In recent monthly press conferences of the ECB, Mario Draghi has consistently been urging governments of the Eurozone to help with the recovery, noting that monetary policy alone could not be successful in pulling the region out of its economic malaise of low growth and anchored inflation. He has been calling for fiscal and structural assistance. Whatever the governments are doing to try and promote growth, it does not seem to be working. At least not according to the Eurozone PMI which continues to fall. The drop in the final September manufacturing PMI to 50.3 was worse than expected and lower than the 50.7 reading for August.
The main culprit was Germany which fell below 50 and into contraction mode for the first time in 15 months with a reading of 49.9. Although France improved to 48.8 (as expected) this means that the Eurozone’s two largest economies are in contraction. The mitigating factors are that Italy jumped back into expansion on its PMI and Spain was also ahead of expectation.
The other problem for Europe is that the manufacturing PMI for the UK is also dropping at a sharp rate.
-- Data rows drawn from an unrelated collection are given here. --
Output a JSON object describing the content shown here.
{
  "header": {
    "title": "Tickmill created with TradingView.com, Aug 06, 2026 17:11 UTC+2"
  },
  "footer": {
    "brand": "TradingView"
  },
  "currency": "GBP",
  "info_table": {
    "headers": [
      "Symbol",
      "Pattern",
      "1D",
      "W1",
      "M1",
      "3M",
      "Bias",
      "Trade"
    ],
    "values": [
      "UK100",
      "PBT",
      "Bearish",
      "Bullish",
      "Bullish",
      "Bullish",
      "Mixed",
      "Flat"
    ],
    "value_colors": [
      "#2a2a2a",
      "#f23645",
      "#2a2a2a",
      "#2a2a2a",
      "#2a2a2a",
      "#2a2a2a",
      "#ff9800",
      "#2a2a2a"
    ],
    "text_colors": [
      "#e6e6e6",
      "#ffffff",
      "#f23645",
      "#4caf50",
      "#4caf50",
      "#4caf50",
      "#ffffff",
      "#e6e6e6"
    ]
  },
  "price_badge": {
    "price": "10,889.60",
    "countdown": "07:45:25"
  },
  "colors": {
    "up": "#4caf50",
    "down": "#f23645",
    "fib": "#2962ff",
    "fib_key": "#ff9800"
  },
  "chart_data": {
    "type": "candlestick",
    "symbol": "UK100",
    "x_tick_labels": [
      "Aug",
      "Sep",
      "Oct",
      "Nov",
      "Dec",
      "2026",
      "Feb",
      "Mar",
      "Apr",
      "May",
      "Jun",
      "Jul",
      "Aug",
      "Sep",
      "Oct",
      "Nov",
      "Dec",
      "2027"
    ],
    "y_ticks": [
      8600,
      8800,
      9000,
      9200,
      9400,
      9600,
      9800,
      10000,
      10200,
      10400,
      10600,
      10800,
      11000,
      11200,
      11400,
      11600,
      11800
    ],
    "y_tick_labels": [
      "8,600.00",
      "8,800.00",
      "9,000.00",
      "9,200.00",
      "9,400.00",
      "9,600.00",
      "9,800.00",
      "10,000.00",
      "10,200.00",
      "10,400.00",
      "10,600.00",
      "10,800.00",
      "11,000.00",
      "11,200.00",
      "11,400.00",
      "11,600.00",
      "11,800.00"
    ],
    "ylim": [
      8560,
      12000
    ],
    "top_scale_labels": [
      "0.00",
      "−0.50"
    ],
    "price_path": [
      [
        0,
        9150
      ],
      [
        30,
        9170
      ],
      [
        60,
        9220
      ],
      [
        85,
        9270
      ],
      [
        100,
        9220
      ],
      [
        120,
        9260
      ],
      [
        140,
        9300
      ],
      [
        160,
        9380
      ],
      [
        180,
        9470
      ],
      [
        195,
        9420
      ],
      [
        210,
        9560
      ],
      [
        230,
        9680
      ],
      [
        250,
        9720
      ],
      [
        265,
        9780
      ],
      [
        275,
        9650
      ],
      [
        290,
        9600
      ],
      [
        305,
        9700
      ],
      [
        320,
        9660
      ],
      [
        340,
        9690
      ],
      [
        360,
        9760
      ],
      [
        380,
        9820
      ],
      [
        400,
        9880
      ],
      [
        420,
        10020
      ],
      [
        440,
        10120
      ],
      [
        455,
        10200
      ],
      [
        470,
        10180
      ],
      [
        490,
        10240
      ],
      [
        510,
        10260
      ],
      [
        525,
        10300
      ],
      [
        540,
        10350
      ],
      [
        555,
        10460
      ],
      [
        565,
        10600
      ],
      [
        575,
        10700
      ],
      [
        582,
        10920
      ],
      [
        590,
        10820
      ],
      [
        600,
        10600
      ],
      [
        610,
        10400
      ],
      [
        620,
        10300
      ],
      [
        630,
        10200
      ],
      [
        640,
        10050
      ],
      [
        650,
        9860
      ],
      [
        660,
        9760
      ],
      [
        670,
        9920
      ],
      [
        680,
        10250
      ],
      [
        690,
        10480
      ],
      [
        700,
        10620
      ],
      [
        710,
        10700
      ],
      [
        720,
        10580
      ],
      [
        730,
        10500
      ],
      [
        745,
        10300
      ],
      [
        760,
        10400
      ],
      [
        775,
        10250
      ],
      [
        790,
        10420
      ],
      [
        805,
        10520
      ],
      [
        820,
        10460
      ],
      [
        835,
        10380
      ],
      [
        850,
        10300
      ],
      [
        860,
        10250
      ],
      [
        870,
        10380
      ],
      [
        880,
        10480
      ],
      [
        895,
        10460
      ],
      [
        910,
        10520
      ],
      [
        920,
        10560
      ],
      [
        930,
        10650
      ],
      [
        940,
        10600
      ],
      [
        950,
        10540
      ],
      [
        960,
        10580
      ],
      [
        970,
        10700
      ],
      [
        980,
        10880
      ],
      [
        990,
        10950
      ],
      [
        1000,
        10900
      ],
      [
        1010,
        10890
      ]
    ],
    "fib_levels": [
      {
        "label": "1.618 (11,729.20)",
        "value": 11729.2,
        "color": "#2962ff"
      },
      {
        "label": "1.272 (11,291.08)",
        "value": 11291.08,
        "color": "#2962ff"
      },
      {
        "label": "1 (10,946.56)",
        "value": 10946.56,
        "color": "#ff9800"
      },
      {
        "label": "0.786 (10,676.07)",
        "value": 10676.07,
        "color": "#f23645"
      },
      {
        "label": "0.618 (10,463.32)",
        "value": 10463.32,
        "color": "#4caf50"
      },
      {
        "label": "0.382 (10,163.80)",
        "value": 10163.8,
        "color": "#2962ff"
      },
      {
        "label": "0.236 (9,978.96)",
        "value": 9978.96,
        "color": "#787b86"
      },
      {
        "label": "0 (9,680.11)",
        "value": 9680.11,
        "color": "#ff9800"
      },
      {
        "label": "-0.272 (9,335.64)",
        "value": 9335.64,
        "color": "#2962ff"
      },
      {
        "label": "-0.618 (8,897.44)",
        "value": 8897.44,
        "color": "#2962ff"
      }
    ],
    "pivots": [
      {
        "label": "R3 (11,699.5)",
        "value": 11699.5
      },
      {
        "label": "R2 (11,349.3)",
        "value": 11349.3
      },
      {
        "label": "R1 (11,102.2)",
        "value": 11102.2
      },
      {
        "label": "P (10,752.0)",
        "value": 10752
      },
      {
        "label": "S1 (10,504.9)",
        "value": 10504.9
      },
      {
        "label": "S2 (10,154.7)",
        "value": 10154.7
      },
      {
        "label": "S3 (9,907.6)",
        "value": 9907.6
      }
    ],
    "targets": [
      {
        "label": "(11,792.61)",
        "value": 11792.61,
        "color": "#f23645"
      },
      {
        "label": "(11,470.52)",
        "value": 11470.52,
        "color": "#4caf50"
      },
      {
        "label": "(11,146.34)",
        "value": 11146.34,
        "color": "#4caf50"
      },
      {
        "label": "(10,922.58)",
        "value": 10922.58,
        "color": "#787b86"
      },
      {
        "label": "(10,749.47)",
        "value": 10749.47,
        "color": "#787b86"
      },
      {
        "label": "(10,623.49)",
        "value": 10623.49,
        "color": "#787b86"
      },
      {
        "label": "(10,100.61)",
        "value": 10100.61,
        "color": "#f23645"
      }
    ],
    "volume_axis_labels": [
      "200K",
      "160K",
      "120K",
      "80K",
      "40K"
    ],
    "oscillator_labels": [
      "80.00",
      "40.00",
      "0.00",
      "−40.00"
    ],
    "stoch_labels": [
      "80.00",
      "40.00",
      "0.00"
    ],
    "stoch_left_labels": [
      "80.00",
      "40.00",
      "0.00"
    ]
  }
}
Although the UK still has a reading in expansion territory at 51.6, the decline is worse than the market is factoring in. As can be seen in the chart below the Eurozone manufacturing PMI (orange) and the UK manufacturing PMI (purple) are both strongly correlated, with the EU the UK’s largest trading market. Could this have implications for UK growth figures? With around three quarters of the UK economy service sector based, the Services PMI (which is holding up strongly) is a much better indication of growth, but the dip in the manufacturing PMI is still concerning.
However, the US still strongly expanding (the ISM is released this afternoon at 15:00BST and is forecast to drop slightly to 58.5). With the US ISM data expected to be significantly sharply better than both the UK and Eurozone PMIs this does not bode well for the euro or sterling. Both the euro and sterling dropped sharply against the dollar this morning after their respective weak PMI announcements.
GBP/USD has slightly rebounded, but the $1.6260 support will remain under threat. A breach would open the key low at $1.6050. Further weakness on EUR/USD is also expected, with a move towards the $1.2500 liekly in the coming days, whilst the old support turns new resistance at $1.2660.
In the European indices, there is still a disparity between the performances of the DAX and the FTSE 100. The DAX Xetra has formed support in the past couple of days, as reports of the ECB’s ABS purchase programme suggest a targeting of peripheral markets such as Greece and Cyprus. Nonetheless, the FTSE 100 remains under pressure as it continues to fall towards the next key support at 6529.
The gold price is also struggling with the strength of the dollar once more today. Fluctuating in a range of just over $5 (which is very tight compared to recent days) the pressure remains to the downside and for a test of the $1200 level. I still expect further weakness towards $1184.50 with rallies seen as a chance to sell. The latest reaction highs are $1219.46 and $1223.50.